New evaluation pilot ‘skewed,’ with too few unsatisfactory teachers, officials say

The state’s new teacher evaluation system needs some work. That’s the lesson Georgia education leaders are drawing from a pilot study that unexpectedly showed only a tiny fraction of the state’s teachers are ineffective.

A report from the state Department of Education found ratings of about 5,800 teachers in last year’s pilot study “skewed to the positive,” with less than 1 percent of teachers classified as ineffective and one in five getting the top rating of exemplary.

State officials say they expect more realistic outcomes as teachers and principals are better trained and have more time to adapt to the new evaluation system, which is to roll out statewide in the 2014-2015 school year.

Georgia is spending millions of dollars from its federal Race to the Top grant on the new evaluation system, which is meant eventually to showcase good teachers and root out bad ones by tying teachers’ ratings to their students’ academic success.

Senate Education Committee Chairman Fran Millar, R-Dunwoody, said the preliminary results — particularly the finding that less than 1 percent of teachers are unsatisfactory — raise serious questions.

“Statistically, this flies in the face of our academic achievement levels. These numbers just doesn’t jibe with reality,” Millar said. “If the Georgia evaluation system is going to be based on these type of statistics, I wouldn’t see us going forward with it because, just statistically, it can’t be valid.”

Teachers in DeKalb, Gwinnett, Cherokee, Clayton, Henry and 21 other school districts participated in the pilot program, which ran from January to May 2012 and resulted in 0.32 percent of teachers being classified as ineffective, 5.95 percent as developing/needs improvement, 74.4 percent as proficient and 19.3 percent as exemplary, according to a state Department of Education report obtained by The Atlanta Journal-Constitution under the Georgia Open Records Act.

A major component of teachers’ evaluations — the measure of students’ progress — is not included. State officials said that’s still being analyzed and will be reported later.

The report acknowledges the pilot results did not meet state officials’ expectations and points to the need for more training.

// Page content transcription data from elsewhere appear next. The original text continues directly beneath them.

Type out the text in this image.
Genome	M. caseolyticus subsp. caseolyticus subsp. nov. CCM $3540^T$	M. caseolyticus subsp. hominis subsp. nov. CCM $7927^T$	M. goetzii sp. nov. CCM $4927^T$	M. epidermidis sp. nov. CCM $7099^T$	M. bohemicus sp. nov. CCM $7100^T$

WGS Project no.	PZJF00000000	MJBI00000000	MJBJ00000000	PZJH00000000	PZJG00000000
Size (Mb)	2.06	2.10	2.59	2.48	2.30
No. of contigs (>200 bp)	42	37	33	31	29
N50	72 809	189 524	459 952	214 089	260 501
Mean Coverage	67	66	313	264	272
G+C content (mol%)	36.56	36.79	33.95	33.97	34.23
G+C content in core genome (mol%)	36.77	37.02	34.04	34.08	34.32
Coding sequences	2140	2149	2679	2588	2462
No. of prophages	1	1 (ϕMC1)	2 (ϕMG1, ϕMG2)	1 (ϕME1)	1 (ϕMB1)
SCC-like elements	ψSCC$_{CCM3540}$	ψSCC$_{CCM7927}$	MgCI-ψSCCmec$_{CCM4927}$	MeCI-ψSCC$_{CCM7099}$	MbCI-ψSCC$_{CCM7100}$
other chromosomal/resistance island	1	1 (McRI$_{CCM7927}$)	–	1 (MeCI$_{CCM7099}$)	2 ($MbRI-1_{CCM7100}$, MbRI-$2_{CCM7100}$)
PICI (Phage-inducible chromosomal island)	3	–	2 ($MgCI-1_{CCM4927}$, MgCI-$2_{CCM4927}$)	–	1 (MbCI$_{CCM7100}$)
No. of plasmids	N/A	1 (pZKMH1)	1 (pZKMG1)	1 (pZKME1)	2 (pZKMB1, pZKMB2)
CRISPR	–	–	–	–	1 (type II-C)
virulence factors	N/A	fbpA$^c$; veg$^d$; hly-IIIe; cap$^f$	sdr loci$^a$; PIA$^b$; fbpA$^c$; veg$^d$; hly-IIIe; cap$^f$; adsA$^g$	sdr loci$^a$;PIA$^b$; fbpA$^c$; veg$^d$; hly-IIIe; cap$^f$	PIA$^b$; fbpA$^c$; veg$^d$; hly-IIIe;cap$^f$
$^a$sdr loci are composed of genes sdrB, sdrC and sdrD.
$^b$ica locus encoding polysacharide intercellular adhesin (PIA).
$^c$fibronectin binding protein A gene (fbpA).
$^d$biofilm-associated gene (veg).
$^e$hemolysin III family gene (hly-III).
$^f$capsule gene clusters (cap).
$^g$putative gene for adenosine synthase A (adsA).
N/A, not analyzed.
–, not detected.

James Stronge, a nationally known education consultant who was hired to help develop the system, said he doubts that only about 6 percent of teachers need improvement.

“We’re not aiming to get people,” Stronge said. “But in an honest evaluation, that’s likely too low for the percentage of teachers needing assistance to improve their performance.”

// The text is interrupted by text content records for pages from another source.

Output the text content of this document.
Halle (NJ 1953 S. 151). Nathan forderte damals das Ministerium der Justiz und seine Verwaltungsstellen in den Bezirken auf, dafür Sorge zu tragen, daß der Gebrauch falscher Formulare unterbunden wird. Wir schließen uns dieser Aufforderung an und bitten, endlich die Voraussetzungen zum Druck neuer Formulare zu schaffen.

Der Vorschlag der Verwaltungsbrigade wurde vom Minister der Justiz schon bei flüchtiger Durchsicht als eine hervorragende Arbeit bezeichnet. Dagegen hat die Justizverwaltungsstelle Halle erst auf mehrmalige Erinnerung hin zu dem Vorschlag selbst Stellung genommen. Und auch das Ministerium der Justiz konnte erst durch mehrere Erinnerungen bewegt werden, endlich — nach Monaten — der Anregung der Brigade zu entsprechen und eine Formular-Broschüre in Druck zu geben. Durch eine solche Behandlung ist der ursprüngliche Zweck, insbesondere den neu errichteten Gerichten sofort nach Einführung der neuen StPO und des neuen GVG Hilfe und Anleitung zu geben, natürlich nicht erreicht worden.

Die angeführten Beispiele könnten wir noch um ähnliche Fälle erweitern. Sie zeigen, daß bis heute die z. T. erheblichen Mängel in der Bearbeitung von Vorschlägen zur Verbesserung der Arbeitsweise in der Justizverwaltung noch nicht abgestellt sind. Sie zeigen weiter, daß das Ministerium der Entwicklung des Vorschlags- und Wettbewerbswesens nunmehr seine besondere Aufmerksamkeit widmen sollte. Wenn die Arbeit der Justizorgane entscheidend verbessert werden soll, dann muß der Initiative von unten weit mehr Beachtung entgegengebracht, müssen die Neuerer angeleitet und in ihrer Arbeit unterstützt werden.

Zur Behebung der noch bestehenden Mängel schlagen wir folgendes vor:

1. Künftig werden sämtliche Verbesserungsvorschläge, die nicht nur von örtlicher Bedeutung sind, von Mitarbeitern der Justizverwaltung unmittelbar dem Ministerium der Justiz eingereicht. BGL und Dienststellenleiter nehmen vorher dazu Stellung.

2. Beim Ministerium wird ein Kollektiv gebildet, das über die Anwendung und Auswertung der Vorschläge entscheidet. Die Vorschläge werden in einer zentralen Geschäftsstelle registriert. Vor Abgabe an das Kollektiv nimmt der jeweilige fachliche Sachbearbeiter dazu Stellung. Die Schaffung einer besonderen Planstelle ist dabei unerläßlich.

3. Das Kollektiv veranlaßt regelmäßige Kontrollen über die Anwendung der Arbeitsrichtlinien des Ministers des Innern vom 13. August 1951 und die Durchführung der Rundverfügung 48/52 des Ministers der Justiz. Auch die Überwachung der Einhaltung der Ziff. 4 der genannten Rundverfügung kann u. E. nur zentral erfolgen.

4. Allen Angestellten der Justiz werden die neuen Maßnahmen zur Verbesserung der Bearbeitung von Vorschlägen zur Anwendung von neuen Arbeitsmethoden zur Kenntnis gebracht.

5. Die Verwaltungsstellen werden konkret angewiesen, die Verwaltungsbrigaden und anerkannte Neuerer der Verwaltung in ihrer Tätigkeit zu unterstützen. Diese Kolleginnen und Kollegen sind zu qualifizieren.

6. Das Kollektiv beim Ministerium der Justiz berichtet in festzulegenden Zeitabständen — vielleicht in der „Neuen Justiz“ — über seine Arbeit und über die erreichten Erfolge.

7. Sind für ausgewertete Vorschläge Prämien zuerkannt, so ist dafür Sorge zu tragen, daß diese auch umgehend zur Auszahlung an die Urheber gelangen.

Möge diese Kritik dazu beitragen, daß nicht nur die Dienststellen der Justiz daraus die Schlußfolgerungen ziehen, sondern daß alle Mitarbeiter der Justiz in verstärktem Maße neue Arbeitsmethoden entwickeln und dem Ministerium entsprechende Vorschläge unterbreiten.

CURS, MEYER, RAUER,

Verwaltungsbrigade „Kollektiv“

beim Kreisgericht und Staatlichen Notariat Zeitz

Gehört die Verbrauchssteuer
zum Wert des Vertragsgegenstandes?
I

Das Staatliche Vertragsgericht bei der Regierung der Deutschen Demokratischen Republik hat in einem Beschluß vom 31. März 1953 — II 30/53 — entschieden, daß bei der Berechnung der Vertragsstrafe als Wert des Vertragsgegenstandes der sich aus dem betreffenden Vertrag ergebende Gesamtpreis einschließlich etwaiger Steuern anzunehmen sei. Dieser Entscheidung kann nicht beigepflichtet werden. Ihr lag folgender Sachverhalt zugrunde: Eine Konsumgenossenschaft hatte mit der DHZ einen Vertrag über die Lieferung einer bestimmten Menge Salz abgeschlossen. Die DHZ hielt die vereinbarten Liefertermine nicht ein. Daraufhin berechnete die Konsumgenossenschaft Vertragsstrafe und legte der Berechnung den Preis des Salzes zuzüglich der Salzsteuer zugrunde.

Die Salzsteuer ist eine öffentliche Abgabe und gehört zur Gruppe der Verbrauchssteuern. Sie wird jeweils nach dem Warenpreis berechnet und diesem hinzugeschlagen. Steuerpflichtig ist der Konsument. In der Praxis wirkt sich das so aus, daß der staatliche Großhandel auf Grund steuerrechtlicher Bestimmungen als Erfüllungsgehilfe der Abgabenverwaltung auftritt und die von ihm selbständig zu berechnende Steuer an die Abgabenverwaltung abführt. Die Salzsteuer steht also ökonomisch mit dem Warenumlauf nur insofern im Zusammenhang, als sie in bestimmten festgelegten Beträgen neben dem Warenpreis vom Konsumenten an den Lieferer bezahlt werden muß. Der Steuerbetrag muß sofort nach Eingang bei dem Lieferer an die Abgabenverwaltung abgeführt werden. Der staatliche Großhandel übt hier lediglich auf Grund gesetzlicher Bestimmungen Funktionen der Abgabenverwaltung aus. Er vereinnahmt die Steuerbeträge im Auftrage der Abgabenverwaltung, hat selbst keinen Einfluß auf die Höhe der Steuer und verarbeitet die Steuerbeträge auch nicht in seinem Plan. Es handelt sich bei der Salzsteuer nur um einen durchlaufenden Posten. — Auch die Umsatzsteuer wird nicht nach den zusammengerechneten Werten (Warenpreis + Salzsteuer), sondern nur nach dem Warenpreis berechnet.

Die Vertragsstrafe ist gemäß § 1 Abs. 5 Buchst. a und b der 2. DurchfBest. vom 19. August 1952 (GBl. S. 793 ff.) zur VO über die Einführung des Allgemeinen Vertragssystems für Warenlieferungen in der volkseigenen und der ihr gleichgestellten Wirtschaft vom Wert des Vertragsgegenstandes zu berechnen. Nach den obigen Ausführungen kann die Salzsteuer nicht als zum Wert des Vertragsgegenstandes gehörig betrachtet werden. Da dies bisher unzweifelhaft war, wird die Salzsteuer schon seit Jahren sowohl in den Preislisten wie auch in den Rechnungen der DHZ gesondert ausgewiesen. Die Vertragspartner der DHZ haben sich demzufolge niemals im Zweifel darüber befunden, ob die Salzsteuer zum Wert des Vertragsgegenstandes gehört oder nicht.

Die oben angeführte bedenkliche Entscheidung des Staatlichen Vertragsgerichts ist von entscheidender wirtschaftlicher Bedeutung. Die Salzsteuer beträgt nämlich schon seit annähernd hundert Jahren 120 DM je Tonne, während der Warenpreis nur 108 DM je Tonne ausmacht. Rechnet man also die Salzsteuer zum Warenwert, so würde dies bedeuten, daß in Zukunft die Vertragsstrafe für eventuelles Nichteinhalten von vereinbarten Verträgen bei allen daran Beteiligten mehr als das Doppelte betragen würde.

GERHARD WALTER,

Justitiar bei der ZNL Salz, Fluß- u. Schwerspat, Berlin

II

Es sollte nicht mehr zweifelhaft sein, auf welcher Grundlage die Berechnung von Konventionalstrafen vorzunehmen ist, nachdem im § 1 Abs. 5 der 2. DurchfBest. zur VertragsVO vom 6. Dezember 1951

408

Avis King, the state’s deputy school superintendent for school improvement, said the report on the pilot was “very honest, and that’s what we wanted it to be.”

Martha Ann Todd, associate state superintendent for teacher and leader effectiveness, said she expects more realistic results as educators receive more training and become more accustomed to the new process.

“I think it’s going to be a culture shift until we get a true measure,” Todd said.

Ten percent of teachers scoring at the extremes of exemplary and unsatisfactory likely would be more accurate, Todd and King said.

Initially, only the 26 local school districts that partnered with the state on its successful bid for a $400 million federal Race to the Top grant in 2010 were obligated to use the new teacher evaluation system.

But as a condition of its waiver from requirements of the federal No Child Left Behind law, Georgia has since had to commit to using the new evaluation system in all 180 local school districts effective with the 2014-2015 school year.

An expanded pilot program is taking place this year, involving about 50,000 teachers in 50 school districts.

The old evaluation system rated teachers as satisfactory/unsatisfactory and didn’t judge them by students’ academic progress. The new one does and has four different ratings: exemplary, proficient, developing/needs improvement and unsatisfactory.

Educators have long conceded the previous evaluation system, which rated less than 1 percent of teachers as unsatisfactory, did little to root out bad teachers. Identifying and removing bad teachers has taken on increasing importance, with research showing that three years under bad teachers can negatively change a student’s academic trajectory.

Sandi Jacobs, vice president of the National Council for Teacher Quality in Washington, said she was most surprised that the pilot results showed so few teachers in need of improvement.

“If we only had 6 percent who were anything less than perfection, student achievement would probably be off the charts,” Jacobs said.

The report said the quality of teacher training was inconsistent, something Todd and King said was addressed in advance of the current pilot program.

“I really feel like the DOE has its work cut out for it to get people knowledgeable enough to make this thing fly,” said Tim Callahan, spokesman for the Professional Association of Georgia Educators, the state’s largest teacher association. “It has the promise and potential to be great, but there are a lot of red flags.”

Donna Marie Aker, a math teacher at South Gwinnett High School and head of the Gwinnett Association of Educators, said she still has questions about the process, which she said appears “very subjective.”

Teachers, she said, are feeling overwhelmed with multiple major initiatives, including the rollout of the new Common Core Standards as well as the new evaluations.

Calvine Rollins, president of the Georgia Association of Educators, said she believes that, as more training takes place, the complaints will dissipate.

“As more districts begin to implement the new evaluation system, teachers and leaders will become more comfortable, and I am optimistic about the possible results,” Rollins said.